И я обнаружил, конечно. Точнее, сделал вид. Этим я купил Дугласа с потрохами.
Я хотел завести собаку – наверное, лабрадора, чтобы сидел у меня в комнате на полу, тыкался носом в колени, таскал в зубах палки и приносил на лапах пляжный песок, недолго хотел – ровно тридцать семь дней после развода. А теперь у меня каждый день сидел Дуглас Фогерти и нёс потрясающую околесицу. Дуг был чем-то средним между дыркой в зубе и колыбельной песней, он раздражал и успокаивал одновременно, и думать о нём как о настоящем человеке было сложно. Всех людей, похожих на Дугласа, я выкинул из своей жизни ко всем чертям. Уже лет двадцать как. Потому что бестолковые существа. И то, что с одними мы вместе ходили в школу, а с другими жили в одном квартале, их не оправдывает.
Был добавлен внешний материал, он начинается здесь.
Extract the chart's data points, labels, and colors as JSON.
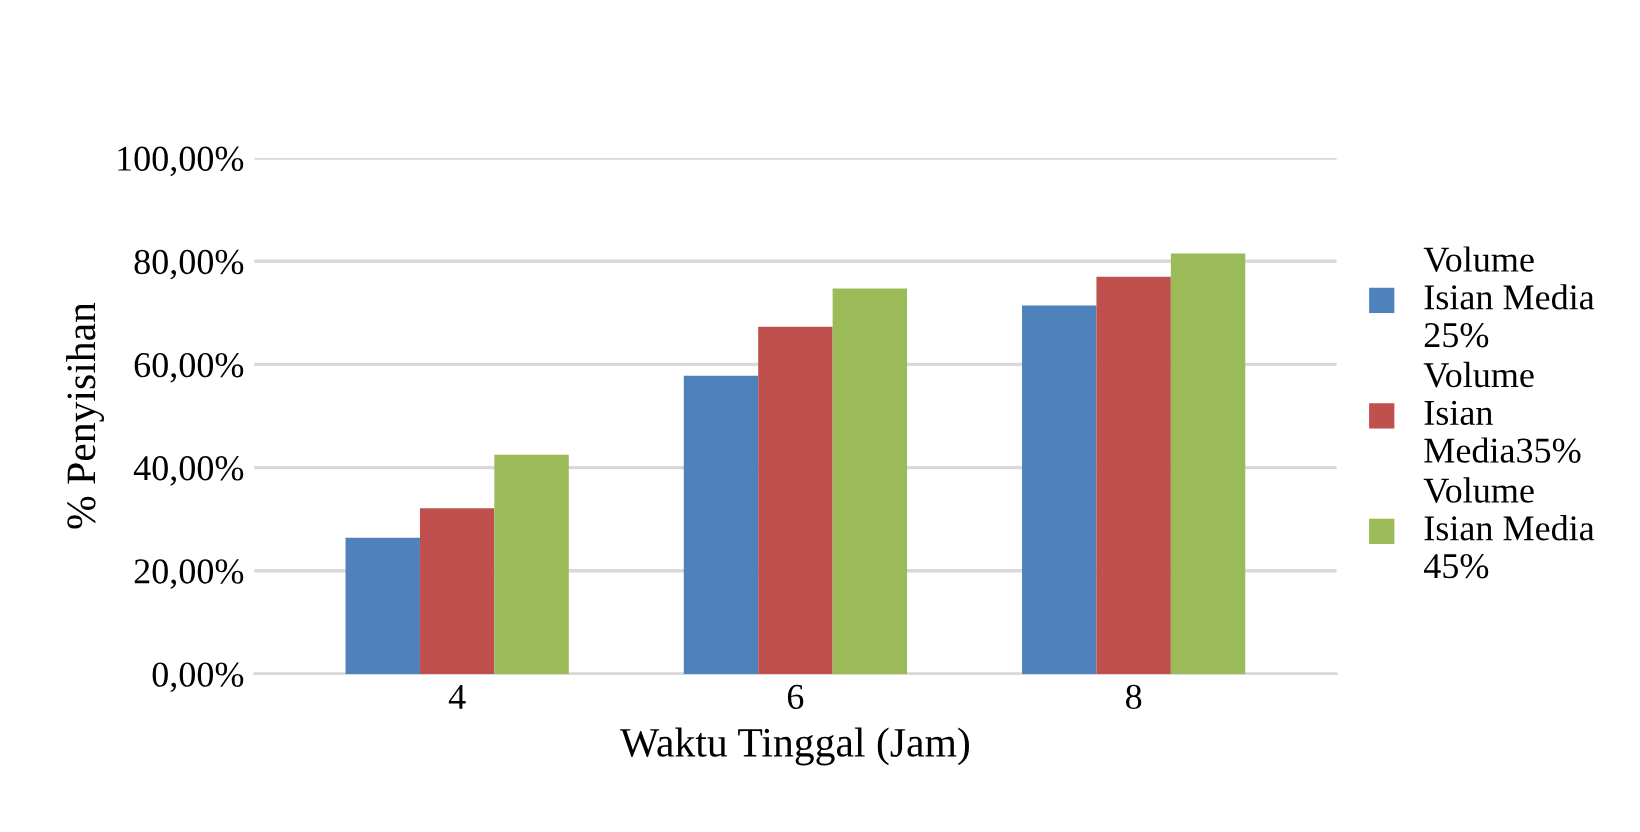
{
  "chart_data": {
    "type": "bar",
    "xlabel": "Waktu Tinggal (Jam)",
    "ylabel": "% Penyisihan",
    "categories": [
      "4",
      "6",
      "8"
    ],
    "series": [
      {
        "name": "Volume\nIsian Media\n25%",
        "color": "#4f81bd",
        "values": [
          26.4,
          57.8,
          71.4
        ]
      },
      {
        "name": "Volume\nIsian\nMedia35%",
        "color": "#c0504d",
        "values": [
          32.1,
          67.3,
          77.0
        ]
      },
      {
        "name": "Volume\nIsian Media\n45%",
        "color": "#9bbb59",
        "values": [
          42.5,
          74.7,
          81.5
        ]
      }
    ],
    "ylim": [
      0,
      100
    ],
    "yticks": [
      {
        "value": 0,
        "label": "0,00%"
      },
      {
        "value": 20,
        "label": "20,00%"
      },
      {
        "value": 40,
        "label": "40,00%"
      },
      {
        "value": 60,
        "label": "60,00%"
      },
      {
        "value": 80,
        "label": "80,00%"
      },
      {
        "value": 100,
        "label": "100,00%"
      }
    ],
    "grid": "y",
    "legend": "right"
  }
}
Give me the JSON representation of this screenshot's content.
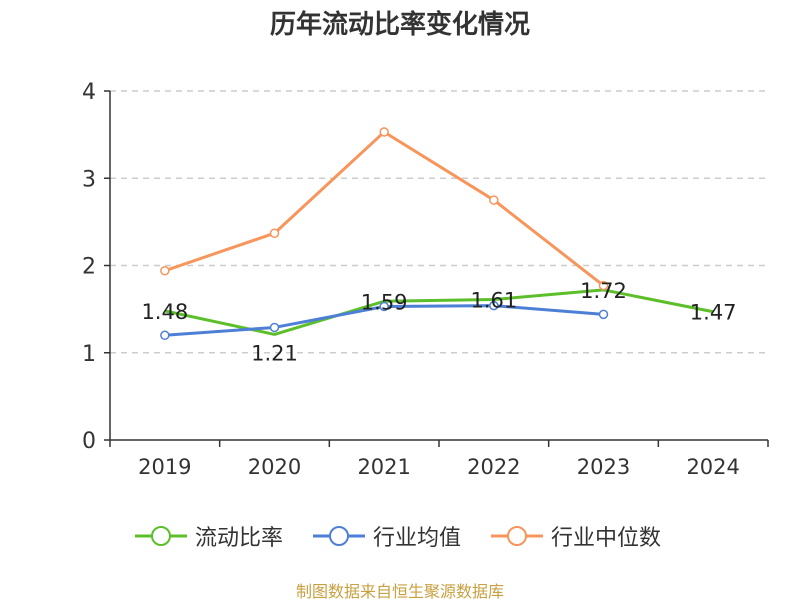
{
  "title": "历年流动比率变化情况",
  "source": "制图数据来自恒生聚源数据库",
  "chart_data": {
    "type": "line",
    "categories": [
      "2019",
      "2020",
      "2021",
      "2022",
      "2023",
      "2024"
    ],
    "ylim": [
      0,
      4
    ],
    "yticks": [
      "0",
      "1",
      "2",
      "3",
      "4"
    ],
    "grid": true,
    "legend_position": "bottom",
    "series": [
      {
        "name": "流动比率",
        "color": "#5cbf2a",
        "values": [
          1.48,
          1.21,
          1.59,
          1.61,
          1.72,
          1.47
        ],
        "labels": [
          "1.48",
          "1.21",
          "1.59",
          "1.61",
          "1.72",
          "1.47"
        ]
      },
      {
        "name": "行业均值",
        "color": "#4e7fd6",
        "values": [
          1.2,
          1.29,
          1.53,
          1.54,
          1.44,
          null
        ]
      },
      {
        "name": "行业中位数",
        "color": "#f7955b",
        "values": [
          1.94,
          2.37,
          3.53,
          2.75,
          1.77,
          null
        ]
      }
    ]
  }
}
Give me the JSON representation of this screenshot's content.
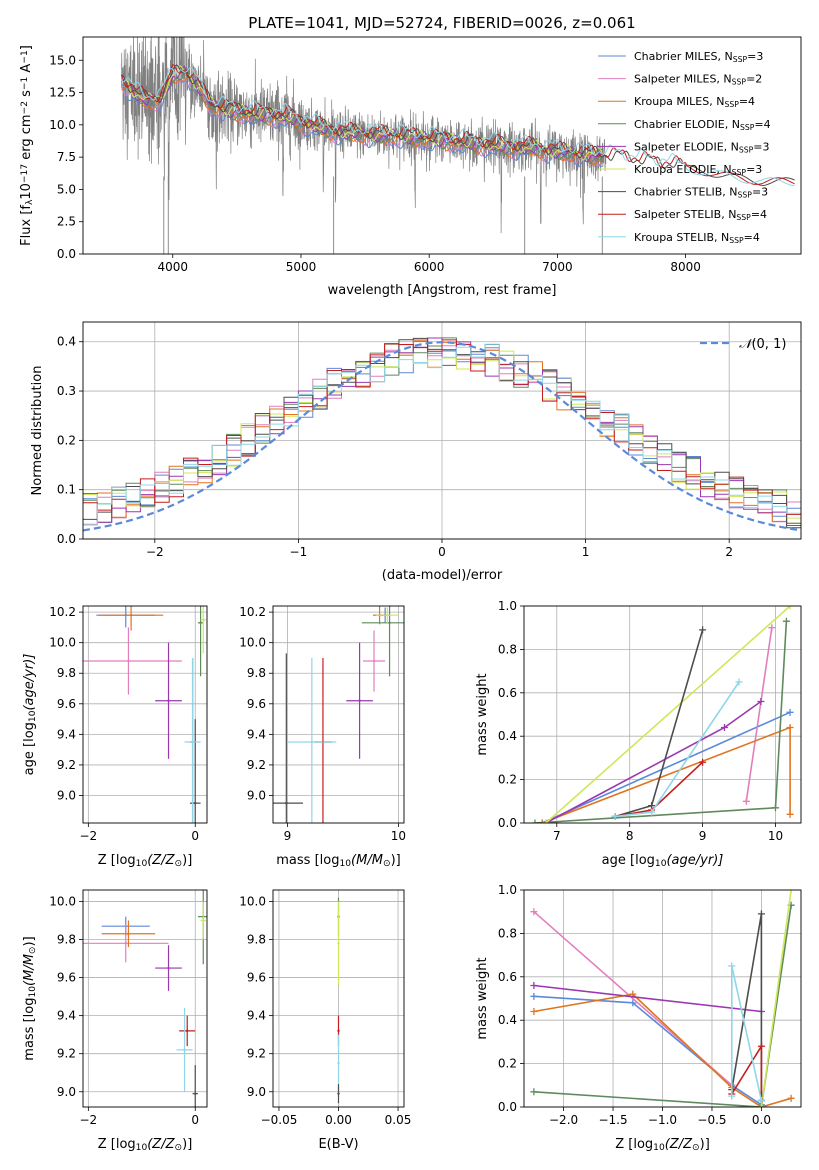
{
  "colors": {
    "Chabrier MILES": "#5b8ad9",
    "Salpeter MILES": "#e17fbd",
    "Kroupa MILES": "#e0741f",
    "Chabrier ELODIE": "#5e8a5e",
    "Salpeter ELODIE": "#9a38b0",
    "Kroupa ELODIE": "#cde85a",
    "Chabrier STELIB": "#4d4d4d",
    "Salpeter STELIB": "#c41e1e",
    "Kroupa STELIB": "#8fd6e8",
    "data": "#808080"
  },
  "chart_data": [
    {
      "id": "spectrum",
      "type": "line",
      "title": "PLATE=1041, MJD=52724, FIBERID=0026, z=0.061",
      "xlabel": "wavelength [Angstrom, rest frame]",
      "ylabel_parts": [
        "Flux [f",
        "λ",
        "10",
        "−17",
        " erg cm",
        "−2",
        " s",
        "−1",
        " A",
        "−1",
        "]"
      ],
      "xlim": [
        3300,
        8900
      ],
      "ylim": [
        0,
        16.8
      ],
      "xticks": [
        4000,
        5000,
        6000,
        7000,
        8000
      ],
      "yticks": [
        "0.0",
        "2.5",
        "5.0",
        "7.5",
        "10.0",
        "12.5",
        "15.0"
      ],
      "ytick_values": [
        0,
        2.5,
        5,
        7.5,
        10,
        12.5,
        15
      ],
      "grid": false,
      "legend_position": "upper-right",
      "legend": [
        {
          "name": "Chabrier MILES",
          "nssp": "3"
        },
        {
          "name": "Salpeter MILES",
          "nssp": "2"
        },
        {
          "name": "Kroupa MILES",
          "nssp": "4"
        },
        {
          "name": "Chabrier ELODIE",
          "nssp": "4"
        },
        {
          "name": "Salpeter ELODIE",
          "nssp": "3"
        },
        {
          "name": "Kroupa ELODIE",
          "nssp": "3"
        },
        {
          "name": "Chabrier STELIB",
          "nssp": "3"
        },
        {
          "name": "Salpeter STELIB",
          "nssp": "4"
        },
        {
          "name": "Kroupa STELIB",
          "nssp": "4"
        }
      ],
      "legend_label_template": ", N",
      "legend_sub": "SSP",
      "continuum": {
        "x": [
          3600,
          3700,
          3800,
          3900,
          4000,
          4100,
          4200,
          4300,
          4400,
          4500,
          4600,
          4700,
          4800,
          4900,
          5000,
          5200,
          5400,
          5600,
          5800,
          6000,
          6200,
          6400,
          6600,
          6800,
          7000,
          7200,
          7400,
          7600,
          7800,
          8000,
          8200,
          8400,
          8600
        ],
        "y": [
          13.5,
          12.5,
          11.8,
          12.0,
          13.8,
          14.0,
          13.0,
          11.5,
          11.2,
          11.0,
          10.9,
          10.8,
          10.7,
          10.6,
          10.2,
          9.6,
          9.3,
          9.2,
          9.1,
          8.9,
          8.7,
          8.5,
          8.3,
          8.2,
          7.9,
          7.7,
          7.5,
          7.2,
          6.9,
          6.6,
          6.3,
          5.9,
          5.6
        ]
      }
    },
    {
      "id": "residuals",
      "type": "histogram",
      "xlabel": "(data-model)/error",
      "ylabel": "Normed distribution",
      "xlim": [
        -2.5,
        2.5
      ],
      "ylim": [
        0,
        0.44
      ],
      "xticks": [
        "−2",
        "−1",
        "0",
        "1",
        "2"
      ],
      "xtick_values": [
        -2,
        -1,
        0,
        1,
        2
      ],
      "yticks": [
        "0.0",
        "0.1",
        "0.2",
        "0.3",
        "0.4"
      ],
      "ytick_values": [
        0,
        0.1,
        0.2,
        0.3,
        0.4
      ],
      "grid": true,
      "legend_position": "upper-right",
      "normal_label": "𝒩(0, 1)",
      "normal_label_parts": [
        "𝒩",
        "(0, 1)"
      ],
      "bin_width": 0.1
    },
    {
      "id": "age_vs_Z",
      "type": "errorbar",
      "xlabel_parts": [
        "Z [log",
        "10",
        "(Z/Z",
        "⊙",
        ")]"
      ],
      "ylabel_parts": [
        "age  [log",
        "10",
        "(age/yr)]"
      ],
      "xlim": [
        -2.1,
        0.22
      ],
      "ylim": [
        8.82,
        10.24
      ],
      "xticks": [
        "−2",
        "0"
      ],
      "xtick_values": [
        -2,
        0
      ],
      "yticks": [
        "9.0",
        "9.2",
        "9.4",
        "9.6",
        "9.8",
        "10.0",
        "10.2"
      ],
      "ytick_values": [
        9.0,
        9.2,
        9.4,
        9.6,
        9.8,
        10.0,
        10.2
      ],
      "grid": true,
      "points": [
        {
          "model": "Chabrier MILES",
          "x": -1.3,
          "xerr": 0.55,
          "y": 10.18,
          "yerr": 0.08
        },
        {
          "model": "Salpeter MILES",
          "x": -1.25,
          "xerr": 1.0,
          "y": 9.88,
          "yerr": 0.22
        },
        {
          "model": "Kroupa MILES",
          "x": -1.2,
          "xerr": 0.6,
          "y": 10.18,
          "yerr": 0.1
        },
        {
          "model": "Chabrier ELODIE",
          "x": 0.1,
          "xerr": 0.05,
          "y": 10.13,
          "yerr": 0.35
        },
        {
          "model": "Salpeter ELODIE",
          "x": -0.5,
          "xerr": 0.25,
          "y": 9.62,
          "yerr": 0.38
        },
        {
          "model": "Kroupa ELODIE",
          "x": 0.15,
          "xerr": 0.05,
          "y": 10.15,
          "yerr": 0.22
        },
        {
          "model": "Chabrier STELIB",
          "x": 0.0,
          "xerr": 0.1,
          "y": 8.95,
          "yerr": 0.55
        },
        {
          "model": "Salpeter STELIB",
          "x": -0.05,
          "xerr": 0.05,
          "y": 9.35,
          "yerr": 0.55
        },
        {
          "model": "Kroupa STELIB",
          "x": -0.05,
          "xerr": 0.15,
          "y": 9.35,
          "yerr": 0.55
        }
      ]
    },
    {
      "id": "age_vs_mass",
      "type": "errorbar",
      "xlabel_parts": [
        "mass [log",
        "10",
        "(M/M",
        "⊙",
        ")]"
      ],
      "xlim": [
        8.87,
        10.05
      ],
      "ylim": [
        8.82,
        10.24
      ],
      "xticks": [
        "9",
        "10"
      ],
      "xtick_values": [
        9,
        10
      ],
      "yticks": [
        "9.0",
        "9.2",
        "9.4",
        "9.6",
        "9.8",
        "10.0",
        "10.2"
      ],
      "ytick_values": [
        9.0,
        9.2,
        9.4,
        9.6,
        9.8,
        10.0,
        10.2
      ],
      "grid": true,
      "points": [
        {
          "model": "Chabrier MILES",
          "x": 9.88,
          "xerr": 0.05,
          "y": 10.18,
          "yerr": 0.05
        },
        {
          "model": "Salpeter MILES",
          "x": 9.78,
          "xerr": 0.1,
          "y": 9.88,
          "yerr": 0.2
        },
        {
          "model": "Kroupa MILES",
          "x": 9.83,
          "xerr": 0.06,
          "y": 10.18,
          "yerr": 0.06
        },
        {
          "model": "Chabrier ELODIE",
          "x": 9.92,
          "xerr": 0.25,
          "y": 10.13,
          "yerr": 0.35
        },
        {
          "model": "Salpeter ELODIE",
          "x": 9.65,
          "xerr": 0.12,
          "y": 9.62,
          "yerr": 0.38
        },
        {
          "model": "Kroupa ELODIE",
          "x": 9.9,
          "xerr": 0.1,
          "y": 10.18,
          "yerr": 0.05
        },
        {
          "model": "Chabrier STELIB",
          "x": 8.99,
          "xerr": 0.15,
          "y": 8.95,
          "yerr": 0.98
        },
        {
          "model": "Salpeter STELIB",
          "x": 9.32,
          "xerr": 0.08,
          "y": 9.35,
          "yerr": 0.55
        },
        {
          "model": "Kroupa STELIB",
          "x": 9.22,
          "xerr": 0.22,
          "y": 9.35,
          "yerr": 0.55
        }
      ]
    },
    {
      "id": "mass_weight_vs_age",
      "type": "line",
      "xlabel_parts": [
        "age  [log",
        "10",
        "(age/yr)]"
      ],
      "ylabel": "mass weight",
      "xlim": [
        6.55,
        10.35
      ],
      "ylim": [
        0,
        1.0
      ],
      "xticks": [
        "7",
        "8",
        "9",
        "10"
      ],
      "xtick_values": [
        7,
        8,
        9,
        10
      ],
      "yticks": [
        "0.0",
        "0.2",
        "0.4",
        "0.6",
        "0.8",
        "1.0"
      ],
      "ytick_values": [
        0,
        0.2,
        0.4,
        0.6,
        0.8,
        1.0
      ],
      "grid": true,
      "series": [
        {
          "model": "Chabrier MILES",
          "x": [
            6.8,
            10.2
          ],
          "y": [
            0.0,
            0.51
          ]
        },
        {
          "model": "Salpeter MILES",
          "x": [
            9.6,
            9.95
          ],
          "y": [
            0.1,
            0.9
          ]
        },
        {
          "model": "Kroupa MILES",
          "x": [
            6.8,
            10.2,
            10.2
          ],
          "y": [
            0.0,
            0.44,
            0.04
          ]
        },
        {
          "model": "Chabrier ELODIE",
          "x": [
            6.7,
            10.0,
            10.15
          ],
          "y": [
            0.0,
            0.07,
            0.93
          ]
        },
        {
          "model": "Salpeter ELODIE",
          "x": [
            6.85,
            9.3,
            9.8
          ],
          "y": [
            0.0,
            0.44,
            0.56
          ]
        },
        {
          "model": "Kroupa ELODIE",
          "x": [
            6.85,
            10.2
          ],
          "y": [
            0.0,
            1.0
          ]
        },
        {
          "model": "Chabrier STELIB",
          "x": [
            7.8,
            8.3,
            9.0
          ],
          "y": [
            0.03,
            0.08,
            0.89
          ]
        },
        {
          "model": "Salpeter STELIB",
          "x": [
            7.8,
            8.3,
            9.0
          ],
          "y": [
            0.03,
            0.06,
            0.28
          ]
        },
        {
          "model": "Kroupa STELIB",
          "x": [
            7.8,
            8.3,
            9.5
          ],
          "y": [
            0.03,
            0.05,
            0.65
          ]
        }
      ]
    },
    {
      "id": "mass_vs_Z",
      "type": "errorbar",
      "xlabel_parts": [
        "Z [log",
        "10",
        "(Z/Z",
        "⊙",
        ")]"
      ],
      "ylabel_parts": [
        "mass [log",
        "10",
        "(M/M",
        "⊙",
        ")]"
      ],
      "xlim": [
        -2.1,
        0.22
      ],
      "ylim": [
        8.92,
        10.06
      ],
      "xticks": [
        "−2",
        "0"
      ],
      "xtick_values": [
        -2,
        0
      ],
      "yticks": [
        "9.0",
        "9.2",
        "9.4",
        "9.6",
        "9.8",
        "10.0"
      ],
      "ytick_values": [
        9.0,
        9.2,
        9.4,
        9.6,
        9.8,
        10.0
      ],
      "grid": true,
      "points": [
        {
          "model": "Chabrier MILES",
          "x": -1.3,
          "xerr": 0.45,
          "y": 9.87,
          "yerr": 0.05
        },
        {
          "model": "Salpeter MILES",
          "x": -1.3,
          "xerr": 0.8,
          "y": 9.78,
          "yerr": 0.1
        },
        {
          "model": "Kroupa MILES",
          "x": -1.25,
          "xerr": 0.5,
          "y": 9.83,
          "yerr": 0.07
        },
        {
          "model": "Chabrier ELODIE",
          "x": 0.15,
          "xerr": 0.1,
          "y": 9.92,
          "yerr": 0.25
        },
        {
          "model": "Salpeter ELODIE",
          "x": -0.5,
          "xerr": 0.25,
          "y": 9.65,
          "yerr": 0.12
        },
        {
          "model": "Kroupa ELODIE",
          "x": 0.15,
          "xerr": 0.05,
          "y": 9.9,
          "yerr": 0.1
        },
        {
          "model": "Chabrier STELIB",
          "x": 0.0,
          "xerr": 0.05,
          "y": 8.99,
          "yerr": 0.15
        },
        {
          "model": "Salpeter STELIB",
          "x": -0.15,
          "xerr": 0.15,
          "y": 9.32,
          "yerr": 0.08
        },
        {
          "model": "Kroupa STELIB",
          "x": -0.2,
          "xerr": 0.15,
          "y": 9.22,
          "yerr": 0.22
        }
      ]
    },
    {
      "id": "mass_vs_EBV",
      "type": "errorbar",
      "xlabel": "E(B-V)",
      "xlim": [
        -0.055,
        0.055
      ],
      "ylim": [
        8.92,
        10.06
      ],
      "xticks": [
        "−0.05",
        "0.00",
        "0.05"
      ],
      "xtick_values": [
        -0.05,
        0,
        0.05
      ],
      "yticks": [
        "9.0",
        "9.2",
        "9.4",
        "9.6",
        "9.8",
        "10.0"
      ],
      "ytick_values": [
        9.0,
        9.2,
        9.4,
        9.6,
        9.8,
        10.0
      ],
      "grid": true,
      "points": [
        {
          "model": "Chabrier ELODIE",
          "x": 0.0,
          "xerr": 0.0,
          "y": 9.92,
          "yerr": 0.1
        },
        {
          "model": "Kroupa ELODIE",
          "x": 0.0,
          "xerr": 0.0,
          "y": 9.78,
          "yerr": 0.22
        },
        {
          "model": "Salpeter STELIB",
          "x": 0.0,
          "xerr": 0.0,
          "y": 9.32,
          "yerr": 0.08
        },
        {
          "model": "Kroupa STELIB",
          "x": 0.0,
          "xerr": 0.0,
          "y": 9.15,
          "yerr": 0.15
        },
        {
          "model": "Chabrier STELIB",
          "x": 0.0,
          "xerr": 0.0,
          "y": 8.99,
          "yerr": 0.05
        }
      ]
    },
    {
      "id": "mass_weight_vs_Z",
      "type": "line",
      "xlabel_parts": [
        "Z [log",
        "10",
        "(Z/Z",
        "⊙",
        ")]"
      ],
      "ylabel": "mass weight",
      "xlim": [
        -2.4,
        0.4
      ],
      "ylim": [
        0,
        1.0
      ],
      "xticks": [
        "−2.0",
        "−1.5",
        "−1.0",
        "−0.5",
        "0.0"
      ],
      "xtick_values": [
        -2.0,
        -1.5,
        -1.0,
        -0.5,
        0.0
      ],
      "yticks": [
        "0.0",
        "0.2",
        "0.4",
        "0.6",
        "0.8",
        "1.0"
      ],
      "ytick_values": [
        0,
        0.2,
        0.4,
        0.6,
        0.8,
        1.0
      ],
      "grid": true,
      "series": [
        {
          "model": "Chabrier MILES",
          "x": [
            -2.3,
            -1.3,
            -0.3,
            0.0
          ],
          "y": [
            0.51,
            0.48,
            0.1,
            0.01
          ]
        },
        {
          "model": "Salpeter MILES",
          "x": [
            -2.3,
            -0.3
          ],
          "y": [
            0.9,
            0.1
          ]
        },
        {
          "model": "Kroupa MILES",
          "x": [
            -2.3,
            -1.3,
            -0.3,
            0.0,
            0.3
          ],
          "y": [
            0.44,
            0.52,
            0.09,
            0.0,
            0.04
          ]
        },
        {
          "model": "Chabrier ELODIE",
          "x": [
            -2.3,
            0.0,
            0.3
          ],
          "y": [
            0.07,
            0.0,
            0.93
          ]
        },
        {
          "model": "Salpeter ELODIE",
          "x": [
            -2.3,
            0.0
          ],
          "y": [
            0.56,
            0.44
          ]
        },
        {
          "model": "Kroupa ELODIE",
          "x": [
            0.0,
            0.3
          ],
          "y": [
            0.0,
            1.0
          ]
        },
        {
          "model": "Chabrier STELIB",
          "x": [
            -0.3,
            0.0,
            0.0
          ],
          "y": [
            0.08,
            0.89,
            0.03
          ]
        },
        {
          "model": "Salpeter STELIB",
          "x": [
            -0.3,
            0.0,
            0.0
          ],
          "y": [
            0.06,
            0.28,
            0.03
          ]
        },
        {
          "model": "Kroupa STELIB",
          "x": [
            -0.3,
            -0.3,
            0.0
          ],
          "y": [
            0.05,
            0.65,
            0.03
          ]
        }
      ]
    }
  ]
}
Однажды я подумал, что он – симпатичная обезьяна. Стало неприятно. Пускай уж лучше лабрадор.
Дуг писал стихи. Для своей силиконовой Мэгги. Он читал их мне, а я делал вид, что слушал, а иногда даже слушал всерьёз: это было смешно. Стыдно, но всё равно смешно. Как-то раз, ухохотавшись про себя вдоволь над очередными «фиалковыми глазами», я прочёл ему сто тридцатый сонет Шекспира, и Дуг спросил… Серьёзно, он спросил: «А чем у меня хуже?»